Nanà (Émile Zola, 1880). La protagonista si serve di tutti gli uomini che incontra, ne assorbe denaro e risorse, fisiche ed economiche, ne dilapida i patrimoni. I ricchi uomini che se la contendono si rovinano pur di averla. Lei è causa di degradazioni, suicidi, annientamenti sociali e morali, disprezza quegli uomini che tengono nella miseria più nera la sua gente, li usa e li costringe a gesti sempre più umilianti, portandoli uno dopo l'altro alla rovina. Trasformare un emblema della "corruzione umana" in eroina non era così sconvolgente né strabiliante, nemmeno all'epoca, ma Zola, ancora oggi ricordato soprattutto per il suo "J'accuse", volle colpire al cuore la Francia del Secondo Impero (di fatto una dittatura) che aveva portato la decadenza dei costumi, l'ipocrisia, la corruzione, la dissolutezza, la putrefazione, il vizio in tutti gli ambienti, da quelli altolocati a quelli miserrimi. In questo modo Nanà diviene una vera eroina, padrona di sé e del proprio destino, fino alla morte.

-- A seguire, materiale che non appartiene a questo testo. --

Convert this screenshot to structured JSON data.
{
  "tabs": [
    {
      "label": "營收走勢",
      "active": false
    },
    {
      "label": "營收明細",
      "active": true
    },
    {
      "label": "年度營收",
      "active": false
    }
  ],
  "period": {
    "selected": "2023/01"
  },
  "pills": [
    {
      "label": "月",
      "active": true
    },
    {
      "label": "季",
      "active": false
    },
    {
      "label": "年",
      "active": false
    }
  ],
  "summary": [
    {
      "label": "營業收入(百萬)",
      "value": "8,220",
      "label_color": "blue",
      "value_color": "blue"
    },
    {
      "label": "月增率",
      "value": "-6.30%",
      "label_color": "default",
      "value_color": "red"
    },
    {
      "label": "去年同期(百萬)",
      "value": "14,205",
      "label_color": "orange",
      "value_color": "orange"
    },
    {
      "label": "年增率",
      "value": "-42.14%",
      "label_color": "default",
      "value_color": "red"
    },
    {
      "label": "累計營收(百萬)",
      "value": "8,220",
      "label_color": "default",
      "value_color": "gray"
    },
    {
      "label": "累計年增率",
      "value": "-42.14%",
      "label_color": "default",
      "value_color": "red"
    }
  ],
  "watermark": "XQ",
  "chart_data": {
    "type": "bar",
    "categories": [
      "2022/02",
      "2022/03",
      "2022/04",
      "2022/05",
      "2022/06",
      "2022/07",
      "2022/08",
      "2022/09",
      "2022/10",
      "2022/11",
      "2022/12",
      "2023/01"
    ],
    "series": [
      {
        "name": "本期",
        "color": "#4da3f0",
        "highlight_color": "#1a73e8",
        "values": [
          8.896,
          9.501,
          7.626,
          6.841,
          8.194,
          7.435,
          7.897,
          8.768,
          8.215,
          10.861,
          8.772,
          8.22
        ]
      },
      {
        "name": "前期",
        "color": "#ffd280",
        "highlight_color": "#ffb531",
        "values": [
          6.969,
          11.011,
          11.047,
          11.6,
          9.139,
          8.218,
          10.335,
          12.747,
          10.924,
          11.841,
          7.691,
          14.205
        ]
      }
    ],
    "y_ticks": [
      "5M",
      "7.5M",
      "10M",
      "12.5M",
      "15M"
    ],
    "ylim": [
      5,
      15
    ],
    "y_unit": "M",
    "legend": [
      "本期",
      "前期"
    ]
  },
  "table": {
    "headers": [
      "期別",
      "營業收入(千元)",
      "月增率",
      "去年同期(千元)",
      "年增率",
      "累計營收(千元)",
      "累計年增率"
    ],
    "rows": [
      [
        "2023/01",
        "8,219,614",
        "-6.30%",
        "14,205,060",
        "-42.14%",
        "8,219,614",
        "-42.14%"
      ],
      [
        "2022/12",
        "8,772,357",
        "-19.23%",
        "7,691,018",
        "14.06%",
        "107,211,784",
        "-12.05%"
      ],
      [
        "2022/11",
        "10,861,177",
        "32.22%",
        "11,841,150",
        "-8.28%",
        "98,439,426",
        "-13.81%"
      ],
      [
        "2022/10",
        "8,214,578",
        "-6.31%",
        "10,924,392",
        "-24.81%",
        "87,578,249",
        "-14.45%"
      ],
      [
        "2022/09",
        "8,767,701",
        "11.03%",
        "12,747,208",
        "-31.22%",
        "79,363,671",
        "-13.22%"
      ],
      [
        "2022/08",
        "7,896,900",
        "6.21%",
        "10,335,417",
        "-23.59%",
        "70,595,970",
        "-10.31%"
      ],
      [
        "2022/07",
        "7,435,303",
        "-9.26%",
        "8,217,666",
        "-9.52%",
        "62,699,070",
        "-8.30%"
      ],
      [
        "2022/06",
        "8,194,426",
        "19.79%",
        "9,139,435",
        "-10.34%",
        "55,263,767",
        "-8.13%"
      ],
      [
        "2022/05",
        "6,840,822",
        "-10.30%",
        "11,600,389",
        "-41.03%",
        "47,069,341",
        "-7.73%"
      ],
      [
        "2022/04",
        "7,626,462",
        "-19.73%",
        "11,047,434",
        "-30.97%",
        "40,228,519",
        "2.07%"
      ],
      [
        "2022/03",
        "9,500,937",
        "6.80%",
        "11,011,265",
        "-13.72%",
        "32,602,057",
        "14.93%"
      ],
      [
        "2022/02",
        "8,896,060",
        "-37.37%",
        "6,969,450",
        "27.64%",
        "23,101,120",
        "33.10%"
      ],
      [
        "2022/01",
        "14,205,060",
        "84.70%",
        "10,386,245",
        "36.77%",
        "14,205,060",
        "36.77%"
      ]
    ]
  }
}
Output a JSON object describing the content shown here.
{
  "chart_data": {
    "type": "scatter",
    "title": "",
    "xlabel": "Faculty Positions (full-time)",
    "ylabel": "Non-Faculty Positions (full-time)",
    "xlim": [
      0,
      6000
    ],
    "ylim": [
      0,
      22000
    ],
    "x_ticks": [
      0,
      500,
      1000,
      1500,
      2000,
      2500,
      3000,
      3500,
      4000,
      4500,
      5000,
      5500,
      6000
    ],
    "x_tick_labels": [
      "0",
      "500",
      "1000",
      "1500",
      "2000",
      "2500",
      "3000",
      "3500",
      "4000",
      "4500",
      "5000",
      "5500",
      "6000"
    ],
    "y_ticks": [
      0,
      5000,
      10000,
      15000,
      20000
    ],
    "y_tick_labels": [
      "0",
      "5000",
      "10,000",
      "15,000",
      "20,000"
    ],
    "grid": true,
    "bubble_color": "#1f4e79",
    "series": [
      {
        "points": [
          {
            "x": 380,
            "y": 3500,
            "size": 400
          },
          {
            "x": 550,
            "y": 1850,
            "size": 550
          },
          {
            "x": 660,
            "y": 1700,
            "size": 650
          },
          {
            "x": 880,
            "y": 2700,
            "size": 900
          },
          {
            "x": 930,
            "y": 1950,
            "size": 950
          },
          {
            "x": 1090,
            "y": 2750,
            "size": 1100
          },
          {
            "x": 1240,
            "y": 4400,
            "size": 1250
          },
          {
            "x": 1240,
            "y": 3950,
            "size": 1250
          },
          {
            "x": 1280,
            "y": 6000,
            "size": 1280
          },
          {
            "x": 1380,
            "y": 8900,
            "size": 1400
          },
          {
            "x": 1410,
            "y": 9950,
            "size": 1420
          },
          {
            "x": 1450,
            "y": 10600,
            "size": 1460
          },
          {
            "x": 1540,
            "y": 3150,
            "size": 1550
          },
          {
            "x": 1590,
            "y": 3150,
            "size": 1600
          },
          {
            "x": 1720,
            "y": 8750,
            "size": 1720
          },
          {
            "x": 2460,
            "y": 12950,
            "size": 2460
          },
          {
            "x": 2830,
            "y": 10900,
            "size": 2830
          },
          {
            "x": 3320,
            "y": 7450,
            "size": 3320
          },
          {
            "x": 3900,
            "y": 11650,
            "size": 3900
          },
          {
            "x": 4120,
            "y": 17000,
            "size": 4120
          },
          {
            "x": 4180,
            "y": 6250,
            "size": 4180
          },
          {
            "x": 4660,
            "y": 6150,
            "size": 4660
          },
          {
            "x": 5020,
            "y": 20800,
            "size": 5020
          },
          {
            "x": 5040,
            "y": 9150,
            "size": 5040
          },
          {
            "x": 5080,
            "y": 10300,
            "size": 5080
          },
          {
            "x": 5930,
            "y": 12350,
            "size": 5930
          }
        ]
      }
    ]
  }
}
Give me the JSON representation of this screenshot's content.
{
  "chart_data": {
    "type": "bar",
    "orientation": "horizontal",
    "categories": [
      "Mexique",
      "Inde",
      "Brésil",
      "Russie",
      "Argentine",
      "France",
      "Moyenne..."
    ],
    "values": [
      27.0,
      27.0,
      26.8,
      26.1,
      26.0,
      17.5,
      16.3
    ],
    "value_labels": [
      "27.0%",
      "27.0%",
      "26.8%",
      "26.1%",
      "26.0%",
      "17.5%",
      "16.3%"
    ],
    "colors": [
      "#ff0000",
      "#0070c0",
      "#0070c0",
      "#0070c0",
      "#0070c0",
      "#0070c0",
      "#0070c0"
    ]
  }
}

La Signora Dalloway (Virginia Woolf, 1925). Confesso di averlo letto solo dopo aver visto “The Hours”, il film con le brave Meryl Streep, Julianne Moore e Nicole Kidman (andare al cinema aiuta anche ad arricchire le librerie!). Un giorno della vita di Clarissa Dalloway, e di altri personaggi a lei più o meno riconducibili. Un monologo interiore che ci presenta un percorso, una “guerra” interiore nell’animo di una bella e, in pubblico, ragionevolmente soddisfatta donna della borghesia inglese agli inizi degli anni venti. La sua condizione sociale e psicologica, così estremamente complessa e articolata, ci viene abilmente presentata, anche grazie al confronto con un personaggio maschile, drammaticamente segnato e ferito dagli eventi e dalle esperienze. Clarissa, ci viene detto, si salva, sceglie la vita, pur con le imperfezioni, le nostalgie e le insoddisfazioni che comporta, il suo “alter ego” (passatemi questa semplificazione) sceglie invece la morte, poiché consapevole della bellezza della vita, la sente interamente e completamente, perciò ne soffre. In fondo Clarissa Dalloway si riconosce ed in qualche modo si accetta. Mi sbilancio nel dire che, da uomo, in alcuni momenti di chiara consapevolezza di me e di miei precisi limiti e “piccolezze”, ha avuto la meglio un certo sconforto.

Per i più piccoli e le più piccole:

Heidi” (Johanna Spyri, 1880);
Coraline” (Neil Gaiman, 2002):
“Pippi Calzelunghe” (Astrid Lindgren, 1945).